Com parte da população contra e outra a favor, o falatório
toma conta das pontes da cidade. Em outro patamar, políticos, religiosos e
intelectuais promovem a dialética que se manifesta frente a frente por meio de
cartas ou através de jornais. O cardeal de Veneza, Giuseppe Sarto, o futuro
Papa Pio X, também vai conferir a pintura e não gosta do que vê. Imediatamente
escreve ao então prefeito, Riccardo Selvatico, um intelectual de prestígio,
exigindo que o quadro não seja exposto. Habituado à polêmica, Selvatico, que
estava tentando um segundo mandato como prefeito de Veneza, defende o trabalho
de Grosso, afinal, não quer saber de confusão na festiva exposição que também
comemorava as bodas do rei Humberto I. Chama para uma reunião os intelectuais
simpatizantes da pintura, que criam uma comissão de defesa ao direito de
liberdade artística e, consequentemente, o trabalho do artista turinense. Para
dar força ao movimento, escolhem para representá-los e escrever a carta ao
prefeito, o escritor Antonio Fogazzaro, unanimidade no meio político e
religioso. A carta que o prefeito entregaria posteriormente ao cardeal, entre
outros argumentos diz: “Nos parece forte demais condenar a obra Il Supremo
Convegno em nome da moral… Nós, caro Riccardo Selvatico, respondemos
unanimemente não à censura. O quadro de Giacomo Grosso não é um ultraje à moral
pública, mas sim uma grande obra de arte”.

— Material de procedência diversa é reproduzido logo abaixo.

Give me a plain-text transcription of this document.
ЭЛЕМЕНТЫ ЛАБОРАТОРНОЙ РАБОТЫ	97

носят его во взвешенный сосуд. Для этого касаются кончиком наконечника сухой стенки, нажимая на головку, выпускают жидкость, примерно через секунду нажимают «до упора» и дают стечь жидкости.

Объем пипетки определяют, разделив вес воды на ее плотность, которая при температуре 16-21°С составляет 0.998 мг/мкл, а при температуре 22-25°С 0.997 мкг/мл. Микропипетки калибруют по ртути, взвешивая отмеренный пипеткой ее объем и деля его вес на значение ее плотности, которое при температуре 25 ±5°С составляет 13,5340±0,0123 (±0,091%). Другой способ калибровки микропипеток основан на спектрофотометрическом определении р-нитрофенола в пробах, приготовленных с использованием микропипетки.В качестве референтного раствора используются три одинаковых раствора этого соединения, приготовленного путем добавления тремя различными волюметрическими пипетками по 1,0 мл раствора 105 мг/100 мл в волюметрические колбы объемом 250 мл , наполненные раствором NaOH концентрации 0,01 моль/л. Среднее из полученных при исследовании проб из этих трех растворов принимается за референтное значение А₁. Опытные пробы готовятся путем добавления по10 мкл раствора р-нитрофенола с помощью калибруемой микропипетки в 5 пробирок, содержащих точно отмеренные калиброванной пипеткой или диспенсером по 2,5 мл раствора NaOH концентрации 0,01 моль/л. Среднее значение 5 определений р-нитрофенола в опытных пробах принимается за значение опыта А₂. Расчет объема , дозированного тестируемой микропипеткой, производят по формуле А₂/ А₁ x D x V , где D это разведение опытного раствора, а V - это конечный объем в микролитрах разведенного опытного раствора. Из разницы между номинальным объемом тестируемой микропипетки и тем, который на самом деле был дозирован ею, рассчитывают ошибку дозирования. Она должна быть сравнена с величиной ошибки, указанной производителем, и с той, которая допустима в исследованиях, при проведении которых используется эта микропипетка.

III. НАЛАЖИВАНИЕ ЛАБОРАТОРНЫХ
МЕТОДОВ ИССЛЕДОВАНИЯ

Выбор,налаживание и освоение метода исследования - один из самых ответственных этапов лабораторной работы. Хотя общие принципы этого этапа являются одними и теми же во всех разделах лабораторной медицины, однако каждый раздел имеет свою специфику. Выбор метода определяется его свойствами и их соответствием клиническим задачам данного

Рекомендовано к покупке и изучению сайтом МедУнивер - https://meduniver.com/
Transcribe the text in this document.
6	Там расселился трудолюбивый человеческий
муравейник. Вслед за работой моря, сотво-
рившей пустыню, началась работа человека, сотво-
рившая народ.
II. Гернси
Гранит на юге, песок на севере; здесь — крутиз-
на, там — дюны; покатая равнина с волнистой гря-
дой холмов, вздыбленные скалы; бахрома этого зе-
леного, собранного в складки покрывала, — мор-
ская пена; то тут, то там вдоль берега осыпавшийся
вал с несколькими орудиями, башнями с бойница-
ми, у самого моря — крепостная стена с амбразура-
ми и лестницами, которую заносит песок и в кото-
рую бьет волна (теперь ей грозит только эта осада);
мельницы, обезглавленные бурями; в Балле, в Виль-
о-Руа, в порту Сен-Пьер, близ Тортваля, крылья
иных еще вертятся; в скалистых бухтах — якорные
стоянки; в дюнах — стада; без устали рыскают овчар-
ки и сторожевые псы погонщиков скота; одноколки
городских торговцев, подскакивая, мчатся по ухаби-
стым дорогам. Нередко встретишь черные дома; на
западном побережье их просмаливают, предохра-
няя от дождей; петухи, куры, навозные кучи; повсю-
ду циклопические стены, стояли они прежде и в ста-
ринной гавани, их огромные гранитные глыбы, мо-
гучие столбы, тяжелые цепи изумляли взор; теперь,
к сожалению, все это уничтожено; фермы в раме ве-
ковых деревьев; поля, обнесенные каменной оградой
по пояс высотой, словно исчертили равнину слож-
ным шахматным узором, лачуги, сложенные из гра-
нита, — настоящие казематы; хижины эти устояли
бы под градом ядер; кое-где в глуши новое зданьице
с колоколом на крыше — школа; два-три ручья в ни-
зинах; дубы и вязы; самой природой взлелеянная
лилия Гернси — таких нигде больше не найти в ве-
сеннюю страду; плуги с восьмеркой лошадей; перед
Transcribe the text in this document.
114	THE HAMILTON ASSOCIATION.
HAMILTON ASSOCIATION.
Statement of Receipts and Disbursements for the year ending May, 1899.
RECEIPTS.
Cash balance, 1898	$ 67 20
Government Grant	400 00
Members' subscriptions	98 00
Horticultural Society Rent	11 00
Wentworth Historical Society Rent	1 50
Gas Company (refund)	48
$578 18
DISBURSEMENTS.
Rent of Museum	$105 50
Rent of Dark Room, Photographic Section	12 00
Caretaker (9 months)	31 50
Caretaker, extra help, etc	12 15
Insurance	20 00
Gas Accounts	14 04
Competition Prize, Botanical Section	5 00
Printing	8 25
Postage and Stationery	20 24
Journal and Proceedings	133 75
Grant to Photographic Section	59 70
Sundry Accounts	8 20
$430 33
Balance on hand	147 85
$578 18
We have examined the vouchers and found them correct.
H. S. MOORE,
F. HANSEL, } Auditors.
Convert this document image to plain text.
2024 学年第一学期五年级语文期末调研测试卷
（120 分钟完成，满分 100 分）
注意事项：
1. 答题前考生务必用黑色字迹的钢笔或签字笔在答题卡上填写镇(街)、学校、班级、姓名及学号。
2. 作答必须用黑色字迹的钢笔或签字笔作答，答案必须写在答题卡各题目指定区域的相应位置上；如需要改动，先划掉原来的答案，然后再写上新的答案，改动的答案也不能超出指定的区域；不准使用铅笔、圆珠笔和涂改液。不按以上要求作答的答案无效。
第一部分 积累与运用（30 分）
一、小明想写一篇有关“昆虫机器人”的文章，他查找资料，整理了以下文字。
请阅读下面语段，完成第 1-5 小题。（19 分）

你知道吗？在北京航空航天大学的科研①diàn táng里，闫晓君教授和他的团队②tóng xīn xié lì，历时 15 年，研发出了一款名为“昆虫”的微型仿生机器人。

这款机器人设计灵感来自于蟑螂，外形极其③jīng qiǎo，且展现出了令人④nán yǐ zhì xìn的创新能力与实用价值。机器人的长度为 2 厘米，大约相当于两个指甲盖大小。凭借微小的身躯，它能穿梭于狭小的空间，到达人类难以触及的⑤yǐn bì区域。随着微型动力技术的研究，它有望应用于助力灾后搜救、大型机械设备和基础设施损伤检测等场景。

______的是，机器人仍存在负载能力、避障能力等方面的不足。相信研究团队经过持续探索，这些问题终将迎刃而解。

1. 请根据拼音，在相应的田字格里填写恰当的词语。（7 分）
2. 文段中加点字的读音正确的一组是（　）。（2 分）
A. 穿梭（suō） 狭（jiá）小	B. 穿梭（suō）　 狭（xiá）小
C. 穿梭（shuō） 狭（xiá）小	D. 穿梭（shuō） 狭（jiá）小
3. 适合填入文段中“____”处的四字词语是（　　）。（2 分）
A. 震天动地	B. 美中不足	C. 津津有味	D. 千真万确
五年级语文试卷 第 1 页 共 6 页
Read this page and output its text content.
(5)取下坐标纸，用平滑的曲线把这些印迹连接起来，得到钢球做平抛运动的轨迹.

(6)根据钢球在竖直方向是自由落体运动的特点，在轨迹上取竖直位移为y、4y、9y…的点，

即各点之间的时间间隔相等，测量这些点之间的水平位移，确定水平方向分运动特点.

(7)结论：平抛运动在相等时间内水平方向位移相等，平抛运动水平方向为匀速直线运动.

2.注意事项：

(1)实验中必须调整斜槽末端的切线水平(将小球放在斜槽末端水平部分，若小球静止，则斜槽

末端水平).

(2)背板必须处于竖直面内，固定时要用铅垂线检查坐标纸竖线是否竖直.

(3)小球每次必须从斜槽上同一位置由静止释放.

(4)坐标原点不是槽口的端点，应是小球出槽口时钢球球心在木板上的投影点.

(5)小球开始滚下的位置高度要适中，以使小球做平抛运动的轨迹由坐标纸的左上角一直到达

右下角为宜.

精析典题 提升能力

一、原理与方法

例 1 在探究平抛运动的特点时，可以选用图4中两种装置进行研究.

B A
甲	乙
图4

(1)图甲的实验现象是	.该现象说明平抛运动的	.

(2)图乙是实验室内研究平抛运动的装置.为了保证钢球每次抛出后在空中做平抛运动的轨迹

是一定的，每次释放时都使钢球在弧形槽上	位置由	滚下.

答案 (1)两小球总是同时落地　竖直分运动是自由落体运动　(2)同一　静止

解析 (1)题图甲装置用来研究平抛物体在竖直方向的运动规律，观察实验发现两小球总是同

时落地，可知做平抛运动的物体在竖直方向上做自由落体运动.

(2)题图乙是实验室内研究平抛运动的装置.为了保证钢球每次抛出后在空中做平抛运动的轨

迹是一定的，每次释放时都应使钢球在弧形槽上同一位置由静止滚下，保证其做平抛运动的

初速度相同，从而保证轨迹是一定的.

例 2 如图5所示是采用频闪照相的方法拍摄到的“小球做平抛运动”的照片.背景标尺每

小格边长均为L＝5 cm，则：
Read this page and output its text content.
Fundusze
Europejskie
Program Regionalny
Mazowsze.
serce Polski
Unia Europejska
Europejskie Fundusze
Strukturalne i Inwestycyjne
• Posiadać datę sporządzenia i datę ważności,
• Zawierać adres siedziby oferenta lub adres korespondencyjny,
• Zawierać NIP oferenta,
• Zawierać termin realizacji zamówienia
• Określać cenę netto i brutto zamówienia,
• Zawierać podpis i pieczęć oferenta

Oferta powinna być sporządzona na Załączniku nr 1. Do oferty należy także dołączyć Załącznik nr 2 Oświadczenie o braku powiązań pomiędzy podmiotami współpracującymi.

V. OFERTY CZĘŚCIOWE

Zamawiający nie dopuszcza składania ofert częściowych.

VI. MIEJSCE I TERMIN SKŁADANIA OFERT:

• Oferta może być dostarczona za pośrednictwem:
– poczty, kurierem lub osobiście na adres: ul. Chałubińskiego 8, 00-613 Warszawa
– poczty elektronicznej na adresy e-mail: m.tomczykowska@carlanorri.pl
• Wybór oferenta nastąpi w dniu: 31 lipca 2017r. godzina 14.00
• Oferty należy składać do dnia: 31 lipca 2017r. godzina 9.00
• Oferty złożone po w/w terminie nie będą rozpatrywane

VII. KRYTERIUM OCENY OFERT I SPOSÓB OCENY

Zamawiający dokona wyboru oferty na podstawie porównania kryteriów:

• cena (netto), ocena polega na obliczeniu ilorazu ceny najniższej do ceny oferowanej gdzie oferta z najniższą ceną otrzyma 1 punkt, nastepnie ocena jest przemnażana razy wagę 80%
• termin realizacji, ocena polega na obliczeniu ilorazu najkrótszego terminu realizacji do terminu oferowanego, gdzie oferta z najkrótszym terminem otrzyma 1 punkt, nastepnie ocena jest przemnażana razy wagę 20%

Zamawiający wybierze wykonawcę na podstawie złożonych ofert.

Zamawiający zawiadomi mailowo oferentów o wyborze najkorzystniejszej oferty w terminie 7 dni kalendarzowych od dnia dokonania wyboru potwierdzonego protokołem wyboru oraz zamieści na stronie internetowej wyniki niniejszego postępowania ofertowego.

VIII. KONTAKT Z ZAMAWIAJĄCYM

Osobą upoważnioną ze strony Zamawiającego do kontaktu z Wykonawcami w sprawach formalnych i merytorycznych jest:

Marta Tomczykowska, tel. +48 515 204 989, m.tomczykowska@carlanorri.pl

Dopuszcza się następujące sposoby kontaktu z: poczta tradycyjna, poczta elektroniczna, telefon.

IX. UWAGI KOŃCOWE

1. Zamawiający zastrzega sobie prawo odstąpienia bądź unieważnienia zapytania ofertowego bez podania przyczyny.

Depois de vários dias de debates, Il Supremo Convegno é
liberada com a condição de ser exibida em uma sala meio escondida. De nada
adianta. Uma multidão curiosa, com as mulheres vestidas elegantemente e com
sombrinhas de renda e os homens de fraque e cartola, enfrenta horas na fila
para ver as graciosas ragazze nuas. Grosso recebe o Prêmio Popular de Melhor
Obra, segundo os visitantes, e £1000, além de notoriedade. A pintura é
rapidamente comprada por £15.000 pela Venice Art Company, empresa americana que
organiza uma turnê para exibi-la nos Estados Unidos, onde o eco do escândalo já
tilintava nas caixas registradoras.
Sabendo da itinerância, os turinenses se perguntavam quando
e onde veriam o famoso quadro, feito por um artista da terra e que abalou a
toda poderosa Veneza. Foi o jornal local quem deu a triste resposta ao publicar
o incêndio ocorrido no local onde a controvertida pintura estava guardada,
antes de ser exposta aos americanos. Hoje só restam cópias da tela, fotos nos
arquivos da Bienal e no livro Biennale di Venezia, mas tudo isso me foi contado
por Luigi Carluccio, em 1984, na biblioteca da Bienal de Veneza, quando ele era
o presidente da instituição. Ria muito ao lembrar desse episódio que, para ele,
foi um dos mais saborosos que a Bienal de Veneza já produzira. Anos depois, em
1991, quando eu era comentarista de arte no programa Metrópolis, da TV Cultura,
entrevistei Leo Castelli, o famoso galerista de Nova York e mentor da pop art,
no hotel Regina, em Veneza. O câmera era o videomaker e meu amigo Rafael
França, do grupo Três Nós Três. Em meio a tantas histórias, Castelli sai com
essa: “Muitos italianos como eu gostam de Il Supremo Convegno porque nos remete
à alegria, sensualidade e sonho de liberdade até a morte”. Concordei e assinei
com ele.
No Brasil de hoje, com certeza Grosso teria sérios problemas
com a censura que insiste em nos intimidar. Talvez ele fosse encaminhado à
polícia, preso, e sua maravilhosa e ousada tela…execrada!